Damit sind die Festtage also kultisch und nicht historisch bedingt festgelegt worden. Und überdies wird das Ende der Weihnachtszeit mit dem 06. Januar oder dem Sonntag nach dem 06. Januar oder dem 02. Februar = Mariä Lichtmess oder dem von der KJG festgelegten Tag der Tannenbaumaktion sehr unterschiedlich gesehen. Was wäre aber noch eine menschliche und nicht wissenschaftliche Antwort an meinen Sohn?
Wenn wir Menschen ganz besondere Feste haben, sollen sie menschlich eigentlich nie enden! Wir hätten gerne, dass sie ewig weitergehen und diese Stimmung anhält.

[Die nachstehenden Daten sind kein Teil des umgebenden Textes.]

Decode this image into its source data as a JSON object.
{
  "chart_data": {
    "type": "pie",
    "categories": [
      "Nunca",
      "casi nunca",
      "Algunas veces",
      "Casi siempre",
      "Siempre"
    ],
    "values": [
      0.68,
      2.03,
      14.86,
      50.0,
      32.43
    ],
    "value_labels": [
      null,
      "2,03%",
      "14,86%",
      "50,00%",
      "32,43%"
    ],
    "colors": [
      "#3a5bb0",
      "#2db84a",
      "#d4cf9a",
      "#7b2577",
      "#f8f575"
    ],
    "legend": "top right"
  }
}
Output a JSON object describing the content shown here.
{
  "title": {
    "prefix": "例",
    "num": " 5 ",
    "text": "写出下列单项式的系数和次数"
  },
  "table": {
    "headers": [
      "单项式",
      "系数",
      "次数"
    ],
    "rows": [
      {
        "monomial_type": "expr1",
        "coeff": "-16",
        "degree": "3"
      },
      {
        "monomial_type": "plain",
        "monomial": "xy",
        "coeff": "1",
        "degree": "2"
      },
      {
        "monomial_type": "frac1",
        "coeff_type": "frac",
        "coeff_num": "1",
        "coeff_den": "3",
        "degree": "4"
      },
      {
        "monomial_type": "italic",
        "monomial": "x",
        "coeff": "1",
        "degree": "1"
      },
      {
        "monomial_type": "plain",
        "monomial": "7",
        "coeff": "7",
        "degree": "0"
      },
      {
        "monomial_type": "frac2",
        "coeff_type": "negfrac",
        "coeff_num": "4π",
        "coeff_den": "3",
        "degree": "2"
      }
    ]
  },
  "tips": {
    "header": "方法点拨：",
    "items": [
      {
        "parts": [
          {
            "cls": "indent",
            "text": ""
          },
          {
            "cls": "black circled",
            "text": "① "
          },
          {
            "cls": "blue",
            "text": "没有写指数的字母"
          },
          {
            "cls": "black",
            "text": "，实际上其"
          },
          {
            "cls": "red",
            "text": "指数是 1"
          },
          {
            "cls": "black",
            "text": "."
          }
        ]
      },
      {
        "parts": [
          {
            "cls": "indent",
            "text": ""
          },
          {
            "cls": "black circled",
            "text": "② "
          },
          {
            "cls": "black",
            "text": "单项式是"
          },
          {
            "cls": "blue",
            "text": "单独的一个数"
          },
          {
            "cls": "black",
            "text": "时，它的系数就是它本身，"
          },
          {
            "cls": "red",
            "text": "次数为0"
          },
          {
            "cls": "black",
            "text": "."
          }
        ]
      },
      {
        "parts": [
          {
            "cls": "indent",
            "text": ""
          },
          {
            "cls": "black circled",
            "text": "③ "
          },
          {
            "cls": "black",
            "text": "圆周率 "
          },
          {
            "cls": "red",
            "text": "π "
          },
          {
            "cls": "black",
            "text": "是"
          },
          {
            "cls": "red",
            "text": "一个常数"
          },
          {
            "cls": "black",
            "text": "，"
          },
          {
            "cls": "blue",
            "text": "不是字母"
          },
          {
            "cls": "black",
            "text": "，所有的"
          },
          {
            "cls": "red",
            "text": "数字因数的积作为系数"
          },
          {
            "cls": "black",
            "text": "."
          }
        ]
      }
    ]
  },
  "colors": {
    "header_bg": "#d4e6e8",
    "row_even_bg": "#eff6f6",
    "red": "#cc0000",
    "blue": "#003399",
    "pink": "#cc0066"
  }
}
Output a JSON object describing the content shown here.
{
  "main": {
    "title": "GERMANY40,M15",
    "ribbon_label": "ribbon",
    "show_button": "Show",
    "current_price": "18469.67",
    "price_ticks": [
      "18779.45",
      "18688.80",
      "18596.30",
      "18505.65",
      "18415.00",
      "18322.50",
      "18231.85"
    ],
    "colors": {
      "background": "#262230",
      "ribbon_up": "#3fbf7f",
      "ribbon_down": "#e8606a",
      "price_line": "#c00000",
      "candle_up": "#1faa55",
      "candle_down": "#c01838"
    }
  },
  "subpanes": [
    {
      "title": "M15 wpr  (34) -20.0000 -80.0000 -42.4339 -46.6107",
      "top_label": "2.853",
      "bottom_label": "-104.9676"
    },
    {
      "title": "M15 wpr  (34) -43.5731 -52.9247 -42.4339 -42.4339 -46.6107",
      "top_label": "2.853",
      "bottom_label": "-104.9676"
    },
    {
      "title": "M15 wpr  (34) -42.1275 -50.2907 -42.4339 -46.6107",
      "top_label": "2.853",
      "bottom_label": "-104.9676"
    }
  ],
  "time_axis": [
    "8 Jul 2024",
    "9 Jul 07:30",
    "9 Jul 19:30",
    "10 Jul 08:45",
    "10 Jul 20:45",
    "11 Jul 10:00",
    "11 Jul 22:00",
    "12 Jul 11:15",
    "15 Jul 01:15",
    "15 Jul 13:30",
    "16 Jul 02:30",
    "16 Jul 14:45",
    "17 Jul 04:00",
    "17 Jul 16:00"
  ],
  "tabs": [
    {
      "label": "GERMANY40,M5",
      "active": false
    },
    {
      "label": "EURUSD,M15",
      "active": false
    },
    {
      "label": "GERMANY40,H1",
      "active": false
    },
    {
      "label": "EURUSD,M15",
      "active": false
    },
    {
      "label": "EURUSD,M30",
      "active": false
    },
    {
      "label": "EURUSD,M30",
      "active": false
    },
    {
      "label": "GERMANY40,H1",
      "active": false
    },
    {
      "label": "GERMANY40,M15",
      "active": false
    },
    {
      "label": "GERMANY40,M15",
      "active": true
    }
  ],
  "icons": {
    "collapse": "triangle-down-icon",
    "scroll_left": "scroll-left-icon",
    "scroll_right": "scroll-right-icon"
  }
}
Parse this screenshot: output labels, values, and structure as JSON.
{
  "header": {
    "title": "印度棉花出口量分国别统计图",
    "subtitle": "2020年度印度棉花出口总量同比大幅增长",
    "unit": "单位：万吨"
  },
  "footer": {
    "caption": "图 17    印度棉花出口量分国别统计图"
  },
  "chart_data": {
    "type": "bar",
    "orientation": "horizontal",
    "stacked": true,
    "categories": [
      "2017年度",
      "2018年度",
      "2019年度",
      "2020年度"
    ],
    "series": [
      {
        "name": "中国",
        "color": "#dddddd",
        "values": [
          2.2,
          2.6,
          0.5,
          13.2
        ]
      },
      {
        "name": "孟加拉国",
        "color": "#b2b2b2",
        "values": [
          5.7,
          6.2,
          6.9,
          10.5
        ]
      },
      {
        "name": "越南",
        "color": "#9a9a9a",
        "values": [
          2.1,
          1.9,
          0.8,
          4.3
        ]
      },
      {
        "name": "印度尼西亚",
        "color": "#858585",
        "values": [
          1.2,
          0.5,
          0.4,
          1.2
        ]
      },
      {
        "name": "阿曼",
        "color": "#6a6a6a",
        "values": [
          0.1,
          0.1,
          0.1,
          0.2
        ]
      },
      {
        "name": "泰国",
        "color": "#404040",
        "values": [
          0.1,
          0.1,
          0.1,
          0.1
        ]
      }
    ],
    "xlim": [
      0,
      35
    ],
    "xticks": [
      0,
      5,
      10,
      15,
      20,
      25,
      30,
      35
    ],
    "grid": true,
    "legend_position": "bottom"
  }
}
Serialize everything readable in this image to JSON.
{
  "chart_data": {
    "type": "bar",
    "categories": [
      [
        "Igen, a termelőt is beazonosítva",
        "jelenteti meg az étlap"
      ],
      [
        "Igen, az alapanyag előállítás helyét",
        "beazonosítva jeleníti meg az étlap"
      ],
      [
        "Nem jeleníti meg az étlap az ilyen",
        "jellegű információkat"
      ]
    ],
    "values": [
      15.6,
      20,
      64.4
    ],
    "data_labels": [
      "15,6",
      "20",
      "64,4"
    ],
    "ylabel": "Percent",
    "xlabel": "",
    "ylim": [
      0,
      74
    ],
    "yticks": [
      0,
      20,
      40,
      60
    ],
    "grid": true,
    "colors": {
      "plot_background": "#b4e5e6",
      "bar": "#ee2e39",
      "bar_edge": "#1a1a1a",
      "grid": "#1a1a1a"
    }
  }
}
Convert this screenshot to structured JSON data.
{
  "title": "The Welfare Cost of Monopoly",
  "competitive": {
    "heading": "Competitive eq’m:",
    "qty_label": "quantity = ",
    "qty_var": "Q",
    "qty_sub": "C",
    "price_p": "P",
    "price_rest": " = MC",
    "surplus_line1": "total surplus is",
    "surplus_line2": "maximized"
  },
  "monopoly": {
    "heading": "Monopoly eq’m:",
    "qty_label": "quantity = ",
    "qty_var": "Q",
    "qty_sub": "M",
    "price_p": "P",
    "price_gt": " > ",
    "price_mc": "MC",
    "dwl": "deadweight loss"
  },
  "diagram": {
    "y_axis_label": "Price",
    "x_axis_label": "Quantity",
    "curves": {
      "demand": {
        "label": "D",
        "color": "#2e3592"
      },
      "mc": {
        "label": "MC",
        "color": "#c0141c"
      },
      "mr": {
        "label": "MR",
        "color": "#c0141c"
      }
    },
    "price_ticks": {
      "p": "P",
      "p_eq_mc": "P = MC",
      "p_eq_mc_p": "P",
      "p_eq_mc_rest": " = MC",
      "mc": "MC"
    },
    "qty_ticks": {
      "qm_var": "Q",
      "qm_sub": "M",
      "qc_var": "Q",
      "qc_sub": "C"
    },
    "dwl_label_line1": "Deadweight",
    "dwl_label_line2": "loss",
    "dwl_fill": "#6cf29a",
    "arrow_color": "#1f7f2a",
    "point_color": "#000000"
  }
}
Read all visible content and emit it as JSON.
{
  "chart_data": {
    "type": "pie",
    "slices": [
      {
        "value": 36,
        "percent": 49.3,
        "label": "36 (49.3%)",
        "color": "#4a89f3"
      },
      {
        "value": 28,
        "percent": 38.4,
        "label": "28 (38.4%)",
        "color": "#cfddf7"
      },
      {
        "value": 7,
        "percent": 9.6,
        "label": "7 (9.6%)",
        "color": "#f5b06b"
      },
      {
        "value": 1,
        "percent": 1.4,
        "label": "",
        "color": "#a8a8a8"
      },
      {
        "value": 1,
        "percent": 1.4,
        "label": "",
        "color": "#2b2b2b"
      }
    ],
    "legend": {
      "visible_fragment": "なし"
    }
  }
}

Deshalb ist es uns dann mit einem Festtag nicht genug. Für uns Christen sind Ostern und Weihnachten diese beiden besonderen Feste. Deshalb sprechen wir auch von einem Weihnachtsfestkreis (Advent und Weihnachten), an den sich ein Osterfestkreis anschließt. Deshalb ist es doch toll, dass es ganze zwölf Tage dauert, bis wir vom ersten Höhepunkt des Weihnachtsfestes wieder einen Höhepunkt in der Weihnachtszeit mit dem Dreikönigsfest haben, der Weihnachten wieder mit einem anderen Aspekt erleuchtet. Und so haben wir Christen neben dem Weihnachts- und dem Osterfestkreis doch auch noch sehr viele schöne Feiertage über das ganze Jahr hinweg, die uns Ruhe- und Überlegungspunkte für unsere Seele geben. Wichtig ist nur, dass wir auch den Sinn dieser jeweiligen Feiertage erkennen und mit diesen Oasen zum Auftanken unseren Alltag im besten Sinne fröhlich und real gestalten.
So sollte der “Geist der Weihnacht” uns das ganze Jahr erhellen und uns zu frohen und liebenswerten Menschen machen!